Death jokes
I will pay someone to kill me.
Don't be scared of skeletons.
They don't have the guts for murder.
What's red and bad for your teeth? A brick.
I was in a school shooting a few years ago, 3 people died.
I guess that’s what you get when you’re bad at hide and seek.
My girlfriend died in Tokyo during a tsunami. I was sad, but my friend told me, "Don't worry, there are plenty more in the ocean."
Why do old people swallow popcorn kernels?
To make their cremation more entertaining when they die.
Leave a man on a plane, and he flies for a day.
Throw a man off a plane, and he flies for the rest of his life.
Who’s stronger in a relationship, a man or a woman? A woman, because it takes six men to carry him to his grave; it only takes one woman to put him there.
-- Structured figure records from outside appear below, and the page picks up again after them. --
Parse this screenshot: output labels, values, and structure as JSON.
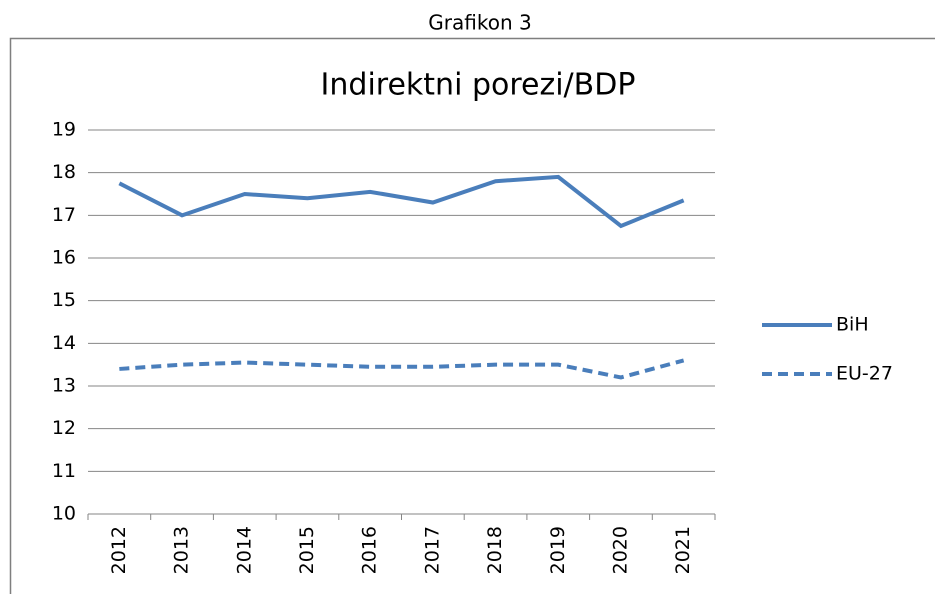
{
  "caption": "Grafikon 3",
  "chart_data": {
    "type": "line",
    "title": "Indirektni porezi/BDP",
    "categories": [
      "2012",
      "2013",
      "2014",
      "2015",
      "2016",
      "2017",
      "2018",
      "2019",
      "2020",
      "2021"
    ],
    "series": [
      {
        "name": "BiH",
        "color": "#4a7ebb",
        "line_style": "solid",
        "values": [
          17.75,
          17.0,
          17.5,
          17.4,
          17.55,
          17.3,
          17.8,
          17.9,
          16.75,
          17.35
        ]
      },
      {
        "name": "EU-27",
        "color": "#4a7ebb",
        "line_style": "dashed",
        "values": [
          13.4,
          13.5,
          13.55,
          13.5,
          13.45,
          13.45,
          13.5,
          13.5,
          13.2,
          13.6
        ]
      }
    ],
    "ylim": [
      10,
      19
    ],
    "yticks": [
      10,
      11,
      12,
      13,
      14,
      15,
      16,
      17,
      18,
      19
    ],
    "grid": true,
    "legend": "right"
  }
}
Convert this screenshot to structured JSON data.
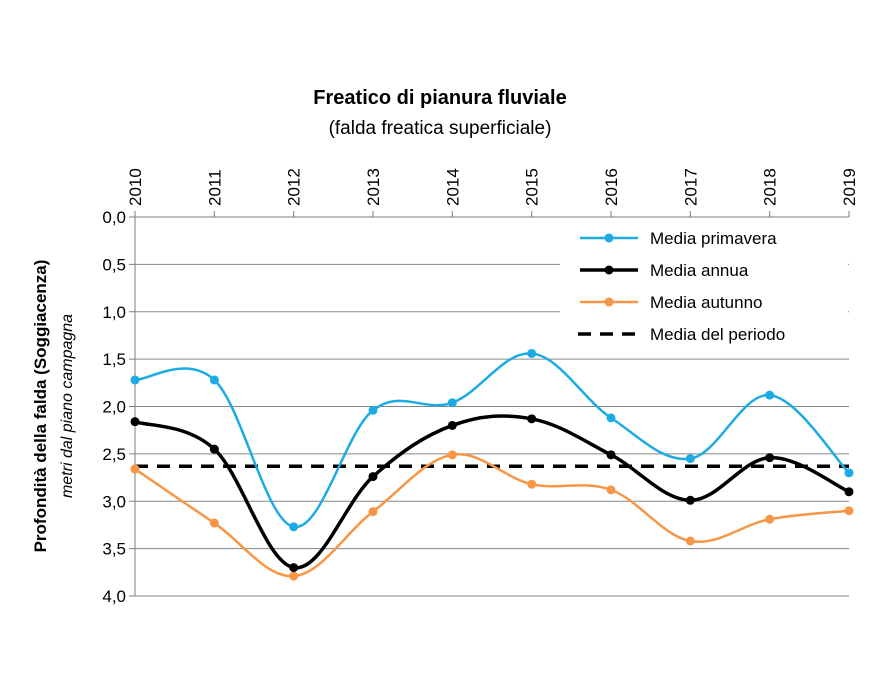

I asked an emo girl, "Do you ever get jealous of your phone when it dies?"
Welcome to Morgan's Morgue and Pizzeria where yesterday's loss is today's sauce!
What did the grim reaper say when his favorite car commercial came on? "Safe life repair, safe life replace!"
Tried committing suicide last night...
Never doing that shit again, I almost killed myself!
Mom: Quit making suicidal jokes!
Me: Don't worry, it will all be over soon, Mom!
Mom: ❓❓❓
How do you make a sad person jump?
A bridge.
I told a crippled guy he is immortal because he can't kick the bucket.
James Last, the king of the LP bargain bin, died a Florida Man.
I actually think Paul Walker was a good man, he did not deserve to be burned alive.
He had a change of race tho when he died.
Michael Jackson died of shock when he found out Boys II Men wasn't a delivery service.
Where do suicide bombers go after death?
Everywhere.
I still remember the last thing my grandfather said before kicking the bucket: "Hey, wanna see how far I can kick this bucket?"